I was wrong. He isn't Will. In fact, I'm about convinced that Will doesn't exist for me at all. I realize he's based on a fictional character, or a mixture of fictional characters, but I know people who have their own version of the friend for whom I've been hoping and searching most of my life. For some, he's a brother who is always there to give comfort, advice, encouragement, or to say or do just the right thing to bring out a smile. For some it's a father, an uncle, a cousin. For others it's just a friend; someone they met along the way who decided to keep sticking around to share love and life. I'm not talking about romance here. I'm talking about soul friends.
Anyone who has been around, reading my blog, for a while has heard me use this phrase before. I thought the weasel was a soul friend. Then I thought Bobpi was a soul friend. I was very wrong on both accounts. And now I'm wrong again. He doesn't need me, doesn't even really want me. I'm not significant to him...easily forgotten (out of sight, completely out of mind). If I was suddenly not around anymore, he may notice eventually, but it would take him a while. It was a mistake to think he cared, just because he showed up and said he cared...people say a lot of things, then change their mind when the moment ends. We've barely had any contact since last Monday night. He's too busy to remember me, too busy to care anything about me. Soul friends don't forget. Soul friends are never too busy to care and acknowledge.
So, I'm giving up on this idea of a soul friend. I'm giving up hoping that there is a person out there somewhere who will love me so deeply and purely that they are always there for me and always need me to be there for him. I'm giving up on the idea and the hope that someone will care enough about me to know me entirely and stick around to love me anyway. A friend like that doesn't exist for me...and I'm pretty sure a husband like that doesn't exist for me either.
I guess I keep thinking of What Dreams May Come. I'm in the dark right now. I'm struggling and on the days I don't work it's all I can do to get out of bed before noon. I'm so tired and so weary and I've completely lost my passion for anything (including writing)...because what's the point in caring about anything when you have no love in your life, no one really caring about you...or worse yet, no one to care about? In the movie, the woman is stuck in a hell of insanity, she is lost in the darkness and her love comes to find her and save her. When he finally realizes that he can't convince her to leave with him, he decides to give up his own sanity to stay with her. I'm not that far gone. I'm just struggling a little right now (nowhere near the verge of suicide) but it would be a lot better if I knew someone really and truly and deeply cared about me...and needed me to care about him.

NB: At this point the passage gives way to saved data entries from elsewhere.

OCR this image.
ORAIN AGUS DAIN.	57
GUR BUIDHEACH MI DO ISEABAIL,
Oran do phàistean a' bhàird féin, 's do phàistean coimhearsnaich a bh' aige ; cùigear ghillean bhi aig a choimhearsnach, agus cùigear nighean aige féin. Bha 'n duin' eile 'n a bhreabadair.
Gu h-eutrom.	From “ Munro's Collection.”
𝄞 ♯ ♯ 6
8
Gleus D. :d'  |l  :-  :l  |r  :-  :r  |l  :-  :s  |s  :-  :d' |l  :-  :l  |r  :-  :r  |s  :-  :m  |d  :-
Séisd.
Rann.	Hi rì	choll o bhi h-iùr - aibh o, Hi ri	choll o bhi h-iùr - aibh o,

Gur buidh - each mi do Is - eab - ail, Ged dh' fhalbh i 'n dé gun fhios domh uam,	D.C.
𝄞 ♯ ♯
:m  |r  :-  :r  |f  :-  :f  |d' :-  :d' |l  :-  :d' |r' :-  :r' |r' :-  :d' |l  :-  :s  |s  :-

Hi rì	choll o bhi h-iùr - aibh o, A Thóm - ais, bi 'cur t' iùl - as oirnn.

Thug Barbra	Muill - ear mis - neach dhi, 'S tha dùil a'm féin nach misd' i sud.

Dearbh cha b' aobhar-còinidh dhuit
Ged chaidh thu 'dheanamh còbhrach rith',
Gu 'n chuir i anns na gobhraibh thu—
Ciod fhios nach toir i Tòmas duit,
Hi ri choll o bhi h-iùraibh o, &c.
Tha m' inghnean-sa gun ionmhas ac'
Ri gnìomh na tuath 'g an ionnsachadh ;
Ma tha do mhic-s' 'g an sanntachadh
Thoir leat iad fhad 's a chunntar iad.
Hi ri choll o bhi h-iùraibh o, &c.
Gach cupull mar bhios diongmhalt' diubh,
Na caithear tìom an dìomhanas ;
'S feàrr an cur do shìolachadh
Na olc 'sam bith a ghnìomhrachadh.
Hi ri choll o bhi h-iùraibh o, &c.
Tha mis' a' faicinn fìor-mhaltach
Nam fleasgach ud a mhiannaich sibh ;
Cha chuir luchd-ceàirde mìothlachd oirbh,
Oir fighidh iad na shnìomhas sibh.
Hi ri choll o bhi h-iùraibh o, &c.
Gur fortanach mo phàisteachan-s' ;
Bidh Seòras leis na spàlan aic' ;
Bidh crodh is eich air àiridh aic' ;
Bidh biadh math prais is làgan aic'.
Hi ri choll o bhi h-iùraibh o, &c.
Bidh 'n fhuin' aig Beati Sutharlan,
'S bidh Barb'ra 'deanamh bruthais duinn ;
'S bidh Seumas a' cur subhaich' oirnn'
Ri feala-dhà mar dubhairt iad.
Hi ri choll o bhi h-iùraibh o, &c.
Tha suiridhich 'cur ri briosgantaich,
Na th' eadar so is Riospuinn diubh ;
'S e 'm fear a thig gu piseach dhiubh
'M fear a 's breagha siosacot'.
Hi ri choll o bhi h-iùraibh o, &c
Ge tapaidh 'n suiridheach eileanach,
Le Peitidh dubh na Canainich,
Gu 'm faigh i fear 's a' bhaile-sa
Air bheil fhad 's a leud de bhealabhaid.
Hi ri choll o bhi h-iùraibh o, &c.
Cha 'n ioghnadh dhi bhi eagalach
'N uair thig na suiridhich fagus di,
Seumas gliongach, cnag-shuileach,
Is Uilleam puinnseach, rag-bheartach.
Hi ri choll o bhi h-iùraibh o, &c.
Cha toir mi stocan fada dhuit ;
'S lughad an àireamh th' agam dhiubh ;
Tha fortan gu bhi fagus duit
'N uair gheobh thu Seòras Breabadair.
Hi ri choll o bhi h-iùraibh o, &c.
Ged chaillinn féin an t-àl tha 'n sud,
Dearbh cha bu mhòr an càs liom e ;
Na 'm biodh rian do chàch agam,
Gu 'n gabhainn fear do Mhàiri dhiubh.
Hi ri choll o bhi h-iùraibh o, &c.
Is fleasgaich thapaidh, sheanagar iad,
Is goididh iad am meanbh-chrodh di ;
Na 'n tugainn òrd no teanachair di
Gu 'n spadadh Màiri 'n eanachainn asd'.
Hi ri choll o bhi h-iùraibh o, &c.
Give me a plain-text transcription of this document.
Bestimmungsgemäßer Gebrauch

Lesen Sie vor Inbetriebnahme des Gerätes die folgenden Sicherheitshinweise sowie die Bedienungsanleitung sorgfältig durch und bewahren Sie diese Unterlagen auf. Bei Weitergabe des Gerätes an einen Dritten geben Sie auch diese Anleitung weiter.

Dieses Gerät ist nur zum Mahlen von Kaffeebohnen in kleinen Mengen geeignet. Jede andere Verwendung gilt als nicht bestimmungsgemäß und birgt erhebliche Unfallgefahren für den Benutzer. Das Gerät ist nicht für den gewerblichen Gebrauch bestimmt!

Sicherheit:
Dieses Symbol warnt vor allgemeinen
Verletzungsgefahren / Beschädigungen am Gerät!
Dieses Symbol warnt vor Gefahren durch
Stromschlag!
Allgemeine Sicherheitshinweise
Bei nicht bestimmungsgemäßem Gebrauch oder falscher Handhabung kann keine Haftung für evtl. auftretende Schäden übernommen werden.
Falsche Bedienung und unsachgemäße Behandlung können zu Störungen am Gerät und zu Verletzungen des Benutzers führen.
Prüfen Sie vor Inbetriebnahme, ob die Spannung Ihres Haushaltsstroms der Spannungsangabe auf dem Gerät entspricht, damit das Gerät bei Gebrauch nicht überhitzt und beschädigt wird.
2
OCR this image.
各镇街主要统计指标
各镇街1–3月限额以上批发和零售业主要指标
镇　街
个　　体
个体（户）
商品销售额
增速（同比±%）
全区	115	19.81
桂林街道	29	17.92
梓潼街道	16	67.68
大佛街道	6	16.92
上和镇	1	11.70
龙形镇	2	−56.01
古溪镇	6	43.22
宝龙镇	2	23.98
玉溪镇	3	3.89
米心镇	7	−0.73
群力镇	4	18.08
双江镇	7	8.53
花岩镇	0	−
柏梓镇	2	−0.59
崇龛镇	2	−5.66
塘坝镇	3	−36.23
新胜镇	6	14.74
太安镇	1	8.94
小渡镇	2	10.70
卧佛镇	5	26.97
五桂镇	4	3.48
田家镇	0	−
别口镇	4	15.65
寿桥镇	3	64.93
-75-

This has been weighing so heavily on my mind and heart recently that I think I must be on the verge of something. I thought I had found my soul friend. Now I see that's not the case (most likely will never be the case). But maybe it's something else...some sort of career path or something. I don't know. I need to make some decisions, one of which is to be more than okay being alone because it seems that's how it's going to be for quite a while longer. How do you decide to be content, even happy, alone?